POLITICAL TRAJECTORIES OF IRAQ, SYRIA & LEBANON (1920-2020) (HI3073)

This course explores the modern political history of Iraq, Syria and Lebanon, and how local as well as regional and international developments regularly connected them or had different political echoes and implications in each of them. To Explain that, the course revisits eight historical moments (between 1920 and 2020) and analyzes their events and dynamics in the three countries.

TOPICS IN HISTORY (SORBONNE) (HI3090)

A limited number of students with requisite oral and written competence in French may follow one course at the Universite de Paris IV - Sorbonne. Every semester, a different selection of courses will be proposed from the Sorbonne's History department, generally on a subject of the cultural and social history of Europe. Students who are selected for participation attend amphitheater lectures and classroom meetings (travaux diriges) at the Sorbonne, and also classroom meetings at AUP through the semester with a designated faculty member. Tests, exams, oral presentations and papers are assigned both at the Sorbonne and at AUP. The course grade and credits are given as for an AUP course. Information on this cooperative program is available from Professor Miranda Spieler.

TOPICS IN HISTORY (HI3091)

Courses on different topics in the discipline, enriching the present course offerings. These classes are taught by permanent or visiting faculty. Topics vary each semester.

INTERNSHIP (HI3098)

Internships may be taken for 1 or 4 credits. Students may do more than one internship, but internship credit cannot cumulatively total more than 4 credits.

IMPERIAL ROME: PHILOSOPHY, LITERATURE, SOCIETY (HI3114)

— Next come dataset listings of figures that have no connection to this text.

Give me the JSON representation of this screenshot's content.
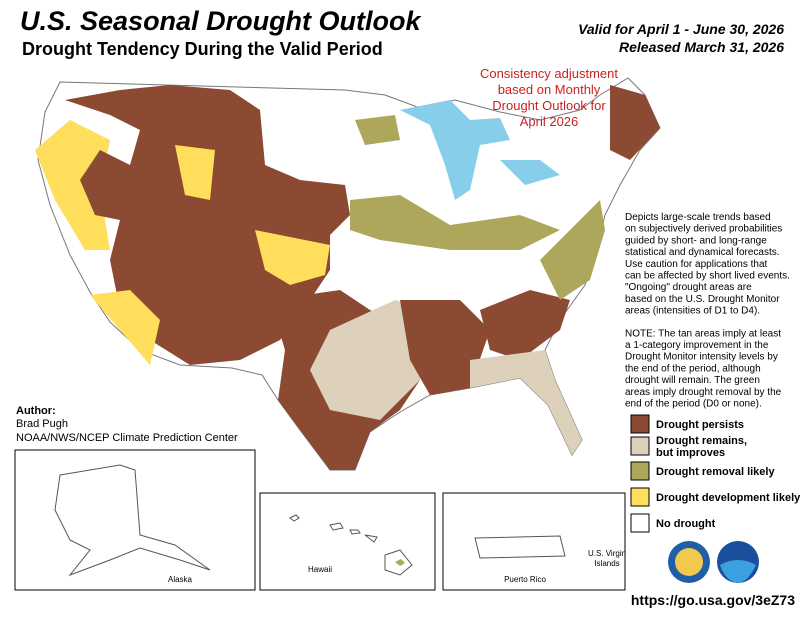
{
  "header": {
    "title": "U.S. Seasonal Drought Outlook",
    "subtitle": "Drought Tendency During the Valid Period",
    "valid": "Valid for April 1 - June 30, 2026",
    "released": "Released March 31, 2026"
  },
  "annotation": [
    "Consistency adjustment",
    "based on Monthly",
    "Drought Outlook for",
    "April 2026"
  ],
  "description": [
    "Depicts large-scale trends based",
    "on subjectively derived probabilities",
    "guided by short- and long-range",
    "statistical and dynamical forecasts.",
    "Use caution for applications that",
    "can be affected by short lived events.",
    "\"Ongoing\" drought areas are",
    "based on the U.S. Drought Monitor",
    "areas (intensities of D1 to D4)."
  ],
  "note": [
    "NOTE: The tan areas imply at least",
    "a 1-category improvement in the",
    "Drought Monitor intensity levels by",
    "the end of the period, although",
    "drought will remain. The green",
    "areas imply drought removal by the",
    "end of the period (D0 or none)."
  ],
  "legend": {
    "items": [
      {
        "label": [
          "Drought persists"
        ],
        "color": "#8c4a33"
      },
      {
        "label": [
          "Drought remains,",
          "but improves"
        ],
        "color": "#ddd1bc"
      },
      {
        "label": [
          "Drought removal likely"
        ],
        "color": "#aca75a"
      },
      {
        "label": [
          "Drought development likely"
        ],
        "color": "#ffde5c"
      },
      {
        "label": [
          "No drought"
        ],
        "color": "#ffffff"
      }
    ]
  },
  "author": {
    "heading": "Author:",
    "name": "Brad Pugh",
    "org": "NOAA/NWS/NCEP Climate Prediction Center"
  },
  "insets": {
    "alaska": "Alaska",
    "hawaii": "Hawaii",
    "puerto_rico": "Puerto Rico",
    "virgin_islands": [
      "U.S. Virgin",
      "Islands"
    ]
  },
  "url": "https://go.usa.gov/3eZ73"
}
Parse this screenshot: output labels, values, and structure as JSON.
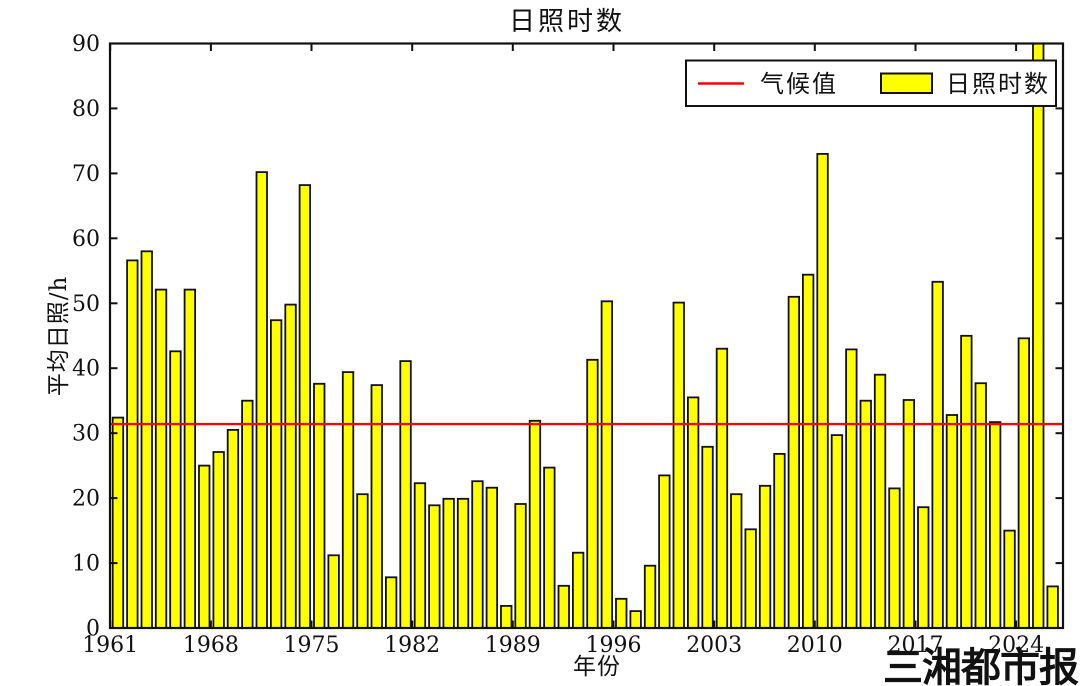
{
  "chart_data": {
    "type": "bar",
    "title": "日照时数",
    "xlabel": "年份",
    "ylabel": "平均日照/h",
    "series_name": "日照时数",
    "legend_position": "upper right",
    "grid": false,
    "ylim": [
      0,
      90
    ],
    "yticks": [
      0,
      10,
      20,
      30,
      40,
      50,
      60,
      70,
      80,
      90
    ],
    "xticks": [
      1961,
      1968,
      1975,
      1982,
      1989,
      1996,
      2003,
      2010,
      2017,
      2024
    ],
    "bar_color": "#ffff00",
    "bar_edge_color": "#111111",
    "climate_line": {
      "label": "气候值",
      "value": 31.4,
      "color": "#ff0000"
    },
    "years": [
      1961,
      1962,
      1963,
      1964,
      1965,
      1966,
      1967,
      1968,
      1969,
      1970,
      1971,
      1972,
      1973,
      1974,
      1975,
      1976,
      1977,
      1978,
      1979,
      1980,
      1981,
      1982,
      1983,
      1984,
      1985,
      1986,
      1987,
      1988,
      1989,
      1990,
      1991,
      1992,
      1993,
      1994,
      1995,
      1996,
      1997,
      1998,
      1999,
      2000,
      2001,
      2002,
      2003,
      2004,
      2005,
      2006,
      2007,
      2008,
      2009,
      2010,
      2011,
      2012,
      2013,
      2014,
      2015,
      2016,
      2017,
      2018,
      2019,
      2020,
      2021,
      2022,
      2023,
      2024,
      2025,
      2026
    ],
    "values": [
      32.4,
      56.6,
      58.0,
      52.1,
      42.6,
      52.1,
      25.0,
      27.1,
      30.5,
      35.0,
      70.2,
      47.4,
      49.8,
      68.2,
      37.6,
      11.2,
      39.4,
      20.6,
      37.4,
      7.8,
      41.1,
      22.3,
      18.9,
      19.9,
      19.9,
      22.6,
      21.6,
      3.4,
      19.1,
      31.9,
      24.7,
      6.5,
      11.6,
      41.3,
      50.3,
      4.5,
      2.6,
      9.6,
      23.5,
      50.1,
      35.5,
      27.9,
      43.0,
      20.6,
      15.2,
      21.9,
      26.8,
      51.0,
      54.4,
      73.0,
      29.7,
      42.9,
      35.0,
      39.0,
      21.5,
      35.1,
      18.6,
      53.3,
      32.8,
      45.0,
      37.7,
      31.7,
      15.0,
      44.6,
      90.0,
      6.4
    ]
  },
  "legend": {
    "climate_label": "气候值",
    "series_label": "日照时数"
  },
  "watermark": {
    "text": "三湘都市报",
    "color": "#d93a30"
  }
}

Studies the Greek and Latin literature of the Roman Empire. Readings will include: Seneca, star prose writer and poet of tragedies that impressed Shakespeare; Lucanus’ anti-Aeneid; Petronius’ Satyrica, the first Latin novel; Tacitus, the dark historian; witty epigrams and biting satire; a speech On Magic; the Stoics Epictetus and Marcus Aurelius, one an ex-slave, the other an emperor; and Plutarch’s account of Antony's love for Cleopatra

KEY TEXTS: SOCRATES, SOPHISTS, AND THE STAGE (HI3116)

A grand tour of 5th cent. BCE Athens, a fascinating time of intellectual unrest and innovation. Readings include the founding fathers of drama (Aeschylus, Sophocles, Euripides), Old Comedy (Aristophanes), fragments of the Greek sophists, the historiographers Herodotus and Thucydides, Xenophon’s Recollections of Socrates and early Platonic dialogues, such as the Apology and the Phaedo.

EMPIRE AND INDIVIDUAL: FROM ALEXANDER TO CAESAR (HI3117)

A tour through 300 years of Greek and Roman history and shifting multiethnic empires, from the death of Alexander to the death of Cleopatra (30 BCE). We read a lot: overviews of the Hellenistic Age and the Roman Republic as well as original works by Menander, Epicurus, Cleanthes, Callimachus, Theocritus, Aratus, Apollonius Rhodius, Polybius, Plautus, Terence, Ennius, Sallustius, Cicero, Caesar, Lucretius, Catullus, and others.

INTERNSHIP (HI3980)

Internships may be taken for 0 credits. Students may do more than one internship, but internship credit cannot cumulatively total more than 4 credits.